ManurungE ri Matajang inilah yang menjadi Mangkau’ (raja)
pertama di Bone. ManurungE ri Matajang kemudian kawin dengan ManurungE ri Toro
yang bernama We Tenri Wale. Dari perkawinan itu lahirlah La Ummasa dan We
Pattanra Wanuwa, lima bersaudara.
Adapun yang dilakukan oleh ManurungE ri Matajang setelah
diangkat menjadi Mangkau’ di Bone adalah – mappolo leteng (menetapkan hak-hak
kepemilikan orang banyak), meredakan pula segala bentuk kekerasan dan telah
lahir yang namanya bicara (adat). ManurungE ri Matajang pula yang membuat
bendera kerajaan yang bernama WoromporongE.

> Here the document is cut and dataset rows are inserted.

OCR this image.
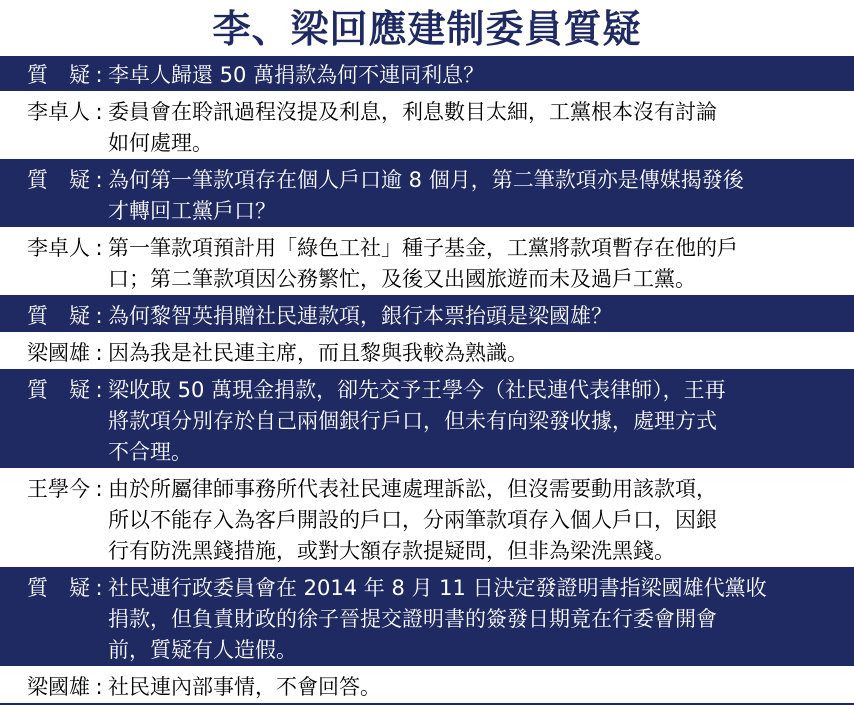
李、梁回應建制委員質疑
質　疑 : 李卓人歸還 50 萬捐款為何不連同利息？
李卓人 : 委員會在聆訊過程沒提及利息，利息數目太細，工黨根本沒有討論
如何處理。
質　疑 : 為何第一筆款項存在個人戶口逾 8 個月，第二筆款項亦是傳媒揭發後
才轉回工黨戶口？
李卓人 : 第一筆款項預計用「綠色工社」種子基金，工黨將款項暫存在他的戶
口；第二筆款項因公務繁忙，及後又出國旅遊而未及過戶工黨。
質　疑 : 為何黎智英捐贈社民連款項，銀行本票抬頭是梁國雄？
梁國雄 : 因為我是社民連主席，而且黎與我較為熟識。
質　疑 : 梁收取 50 萬現金捐款，卻先交予王學今（社民連代表律師），王再
將款項分別存於自己兩個銀行戶口，但未有向梁發收據，處理方式
不合理。
王學今 : 由於所屬律師事務所代表社民連處理訴訟，但沒需要動用該款項，
所以不能存入為客戶開設的戶口，分兩筆款項存入個人戶口，因銀
行有防洗黑錢措施，或對大額存款提疑問，但非為梁洗黑錢。
質　疑 : 社民連行政委員會在 2014 年 8 月 11 日決定發證明書指梁國雄代黨收
捐款，但負責財政的徐子晉提交證明書的簽發日期竟在行委會開會
前，質疑有人造假。
梁國雄 : 社民連內部事情，不會回答。
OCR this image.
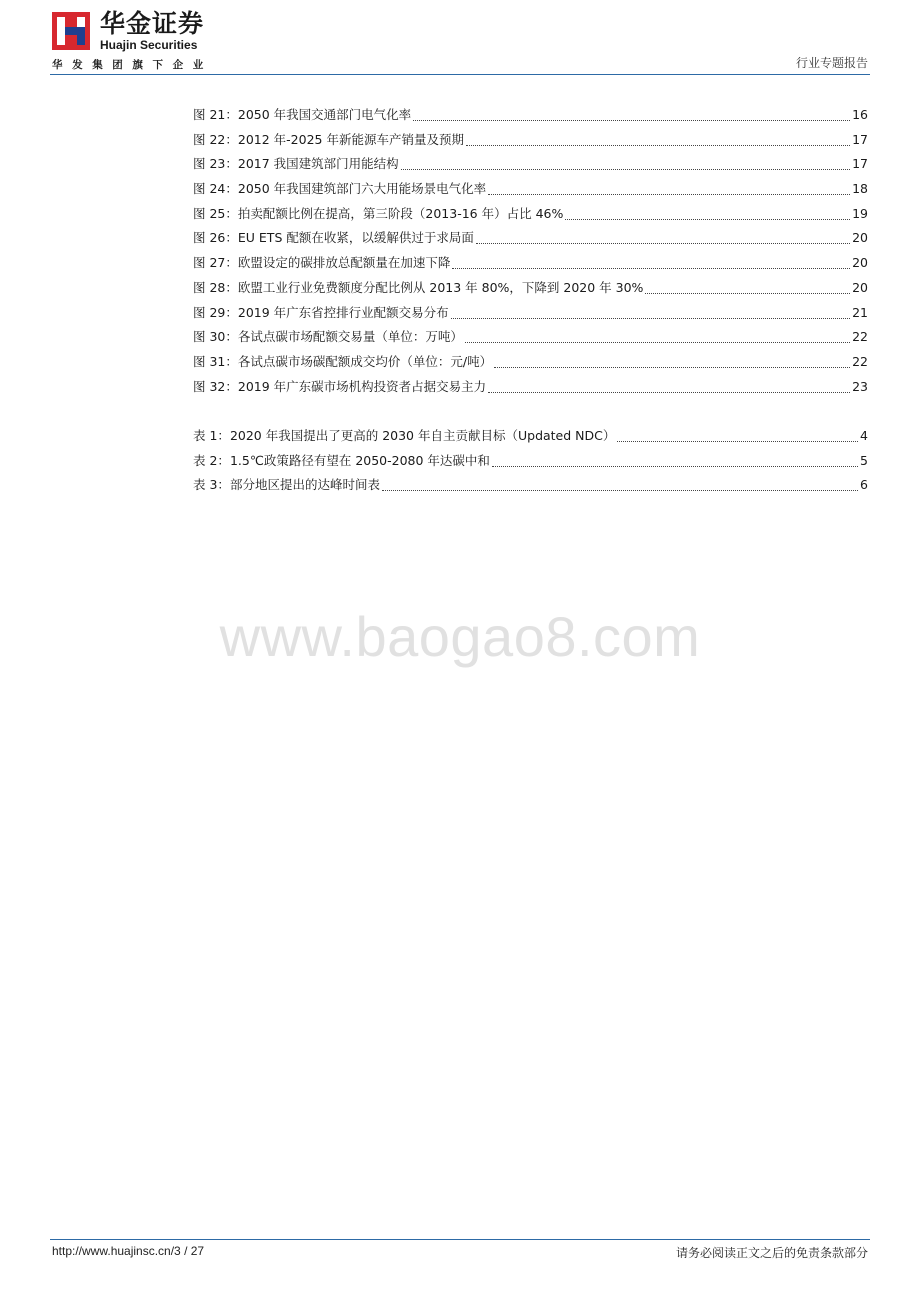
华金证券
Huajin Securities
华发集团旗下企业	行业专题报告
图 21： 2050 年我国交通部门电气化率	16
图 22： 2012 年-2025 年新能源车产销量及预期	17
图 23： 2017 我国建筑部门用能结构	17
图 24： 2050 年我国建筑部门六大用能场景电气化率	18
图 25： 拍卖配额比例在提高，第三阶段（2013-16 年）占比 46%	19
图 26： EU ETS 配额在收紧，以缓解供过于求局面	20
图 27： 欧盟设定的碳排放总配额量在加速下降	20
图 28： 欧盟工业行业免费额度分配比例从 2013 年 80%，下降到 2020 年 30%	20
图 29： 2019 年广东省控排行业配额交易分布	21
图 30： 各试点碳市场配额交易量（单位：万吨）	22
图 31： 各试点碳市场碳配额成交均价（单位：元/吨）	22
图 32： 2019 年广东碳市场机构投资者占据交易主力	23
表 1： 2020 年我国提出了更高的 2030 年自主贡献目标（Updated NDC）	4
表 2： 1.5℃政策路径有望在 2050-2080 年达碳中和	5
表 3： 部分地区提出的达峰时间表	6
www.baogao8.com
http://www.huajinsc.cn/3 / 27	请务必阅读正文之后的免责条款部分
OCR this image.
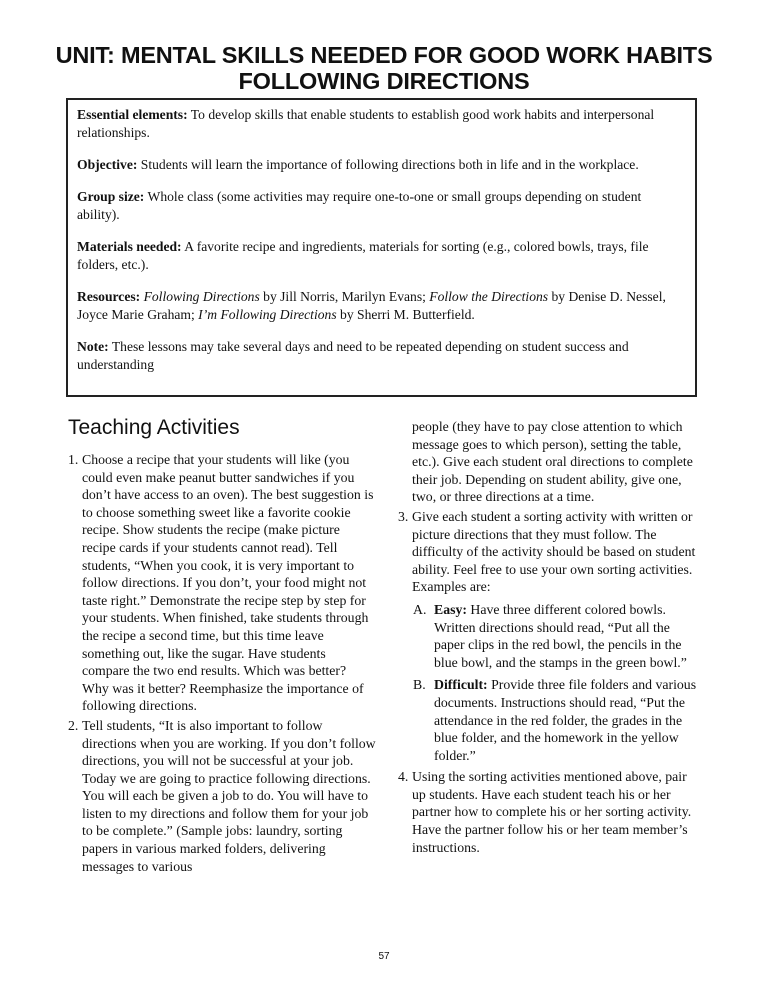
UNIT: MENTAL SKILLS NEEDED FOR GOOD WORK HABITS
FOLLOWING DIRECTIONS

Essential elements: To develop skills that enable students to establish good work habits and interpersonal relationships.

Objective: Students will learn the importance of following directions both in life and in the workplace.

Group size: Whole class (some activities may require one-to-one or small groups depending on student ability).

Materials needed: A favorite recipe and ingredients, materials for sorting (e.g., colored bowls, trays, file folders, etc.).

Resources: Following Directions by Jill Norris, Marilyn Evans; Follow the Directions by Denise D. Nessel, Joyce Marie Graham; I’m Following Directions by Sherri M. Butterfield.

Note: These lessons may take several days and need to be repeated depending on student success and understanding

Teaching Activities
1. Choose a recipe that your students will like (you could even make peanut butter sandwiches if you don’t have access to an oven). The best suggestion is to choose something sweet like a favorite cookie recipe. Show students the recipe (make picture recipe cards if your students cannot read). Tell students, “When you cook, it is very important to follow directions. If you don’t, your food might not taste right.” Demonstrate the recipe step by step for your students. When finished, take students through the recipe a second time, but this time leave something out, like the sugar. Have students compare the two end results. Which was better? Why was it better? Reemphasize the importance of following directions.
2. Tell students, “It is also important to follow directions when you are working. If you don’t follow directions, you will not be successful at your job. Today we are going to practice following directions. You will each be given a job to do. You will have to listen to my directions and follow them for your job to be complete.” (Sample jobs: laundry, sorting papers in various marked folders, delivering messages to various
people (they have to pay close attention to which message goes to which person), setting the table, etc.). Give each student oral directions to complete their job. Depending on student ability, give one, two, or three directions at a time.
3. Give each student a sorting activity with written or picture directions that they must follow. The difficulty of the activity should be based on student ability. Feel free to use your own sorting activities. Examples are:
A. Easy: Have three different colored bowls. Written directions should read, “Put all the paper clips in the red bowl, the pencils in the blue bowl, and the stamps in the green bowl.”
B. Difficult: Provide three file folders and various documents. Instructions should read, “Put the attendance in the red folder, the grades in the blue folder, and the homework in the yellow folder.”
4. Using the sorting activities mentioned above, pair up students. Have each student teach his or her partner how to complete his or her sorting activity. Have the partner follow his or her team member’s instructions.
57
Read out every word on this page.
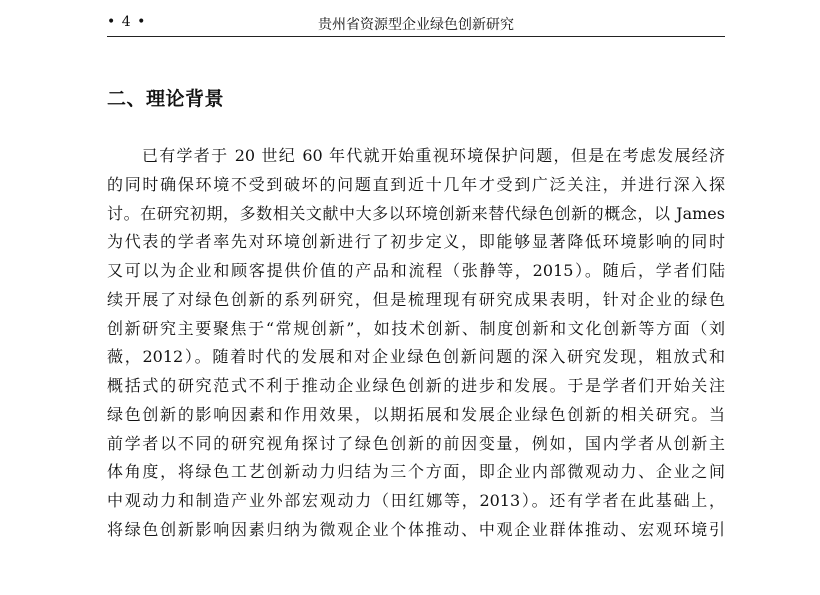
• 4 •	贵州省资源型企业绿色创新研究
二、理论背景
已有学者于 20 世纪 60 年代就开始重视环境保护问题，但是在考虑发展经济
的同时确保环境不受到破坏的问题直到近十几年才受到广泛关注，并进行深入探
讨。在研究初期，多数相关文献中大多以环境创新来替代绿色创新的概念，以 James
为代表的学者率先对环境创新进行了初步定义，即能够显著降低环境影响的同时
又可以为企业和顾客提供价值的产品和流程（张静等，2015）。随后，学者们陆
续开展了对绿色创新的系列研究，但是梳理现有研究成果表明，针对企业的绿色
创新研究主要聚焦于“常规创新”，如技术创新、制度创新和文化创新等方面（刘
薇，2012）。随着时代的发展和对企业绿色创新问题的深入研究发现，粗放式和
概括式的研究范式不利于推动企业绿色创新的进步和发展。于是学者们开始关注
绿色创新的影响因素和作用效果，以期拓展和发展企业绿色创新的相关研究。当
前学者以不同的研究视角探讨了绿色创新的前因变量，例如，国内学者从创新主
体角度，将绿色工艺创新动力归结为三个方面，即企业内部微观动力、企业之间
中观动力和制造产业外部宏观动力（田红娜等，2013）。还有学者在此基础上，
将绿色创新影响因素归纳为微观企业个体推动、中观企业群体推动、宏观环境引
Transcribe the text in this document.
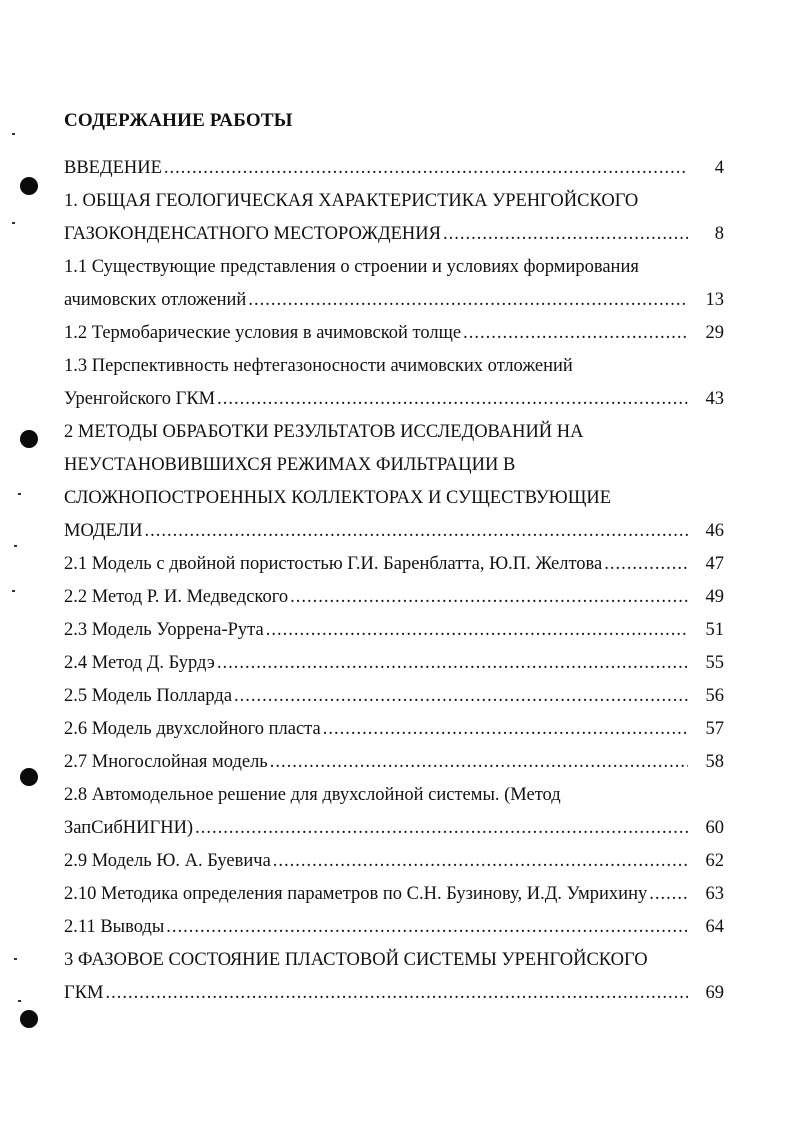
СОДЕРЖАНИЕ РАБОТЫ
ВВЕДЕНИЕ .....	4
1. ОБЩАЯ ГЕОЛОГИЧЕСКАЯ ХАРАКТЕРИСТИКА УРЕНГОЙСКОГО
ГАЗОКОНДЕНСАТНОГО МЕСТОРОЖДЕНИЯ .....	8
1.1 Существующие представления о строении и условиях формирования
ачимовских отложений .....	13
1.2 Термобарические условия в ачимовской толще .....	29
1.3 Перспективность нефтегазоносности ачимовских отложений
Уренгойского ГКМ .....	43
2 МЕТОДЫ ОБРАБОТКИ РЕЗУЛЬТАТОВ ИССЛЕДОВАНИЙ НА
НЕУСТАНОВИВШИХСЯ РЕЖИМАХ ФИЛЬТРАЦИИ В
СЛОЖНОПОСТРОЕННЫХ КОЛЛЕКТОРАХ И СУЩЕСТВУЮЩИЕ
МОДЕЛИ .....	46
2.1 Модель с двойной пористостью Г.И. Баренблатта, Ю.П. Желтова .....	47
2.2 Метод Р. И. Медведского .....	49
2.3 Модель Уоррена-Рута .....	51
2.4 Метод Д. Бурдэ .....	55
2.5 Модель Полларда .....	56
2.6 Модель двухслойного пласта .....	57
2.7 Многослойная модель .....	58
2.8 Автомодельное решение для двухслойной системы. (Метод
ЗапСибНИГНИ) .....	60
2.9 Модель Ю. А. Буевича .....	62
2.10 Методика определения параметров по С.Н. Бузинову, И.Д. Умрихину .....	63
2.11 Выводы .....	64
3 ФАЗОВОЕ СОСТОЯНИЕ ПЛАСТОВОЙ СИСТЕМЫ УРЕНГОЙСКОГО
ГКМ .....	69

Setelah genap empat pariyama memimpin orang Bone, dikumpulkanlah
seluruh orang Bone dan menyampaikan ; ”Duduklah semua dan janganlah menolak
anakku La Ummasa untuk menggantikan kedudukanku. Dia pulalah nanti yang
melanjutkan perjanjian antara kita”.
Hanya beberapa saat setelah mengucapkan kalimat itu, kilat dan
guntur sambar menyambar. Tiba-tiba ManurungE ri Matajang dan ManurungE ri Toro
menghilang dari tempat duduknya. Salenrang dan payung kuning turut pula
menghilang membuat seluruh orang Bone pada heran. Oleh karena itu diangkatlah
anaknya yang bernama La Ummasa menggantikannya sebagai arung (Mangkau’) di Bone.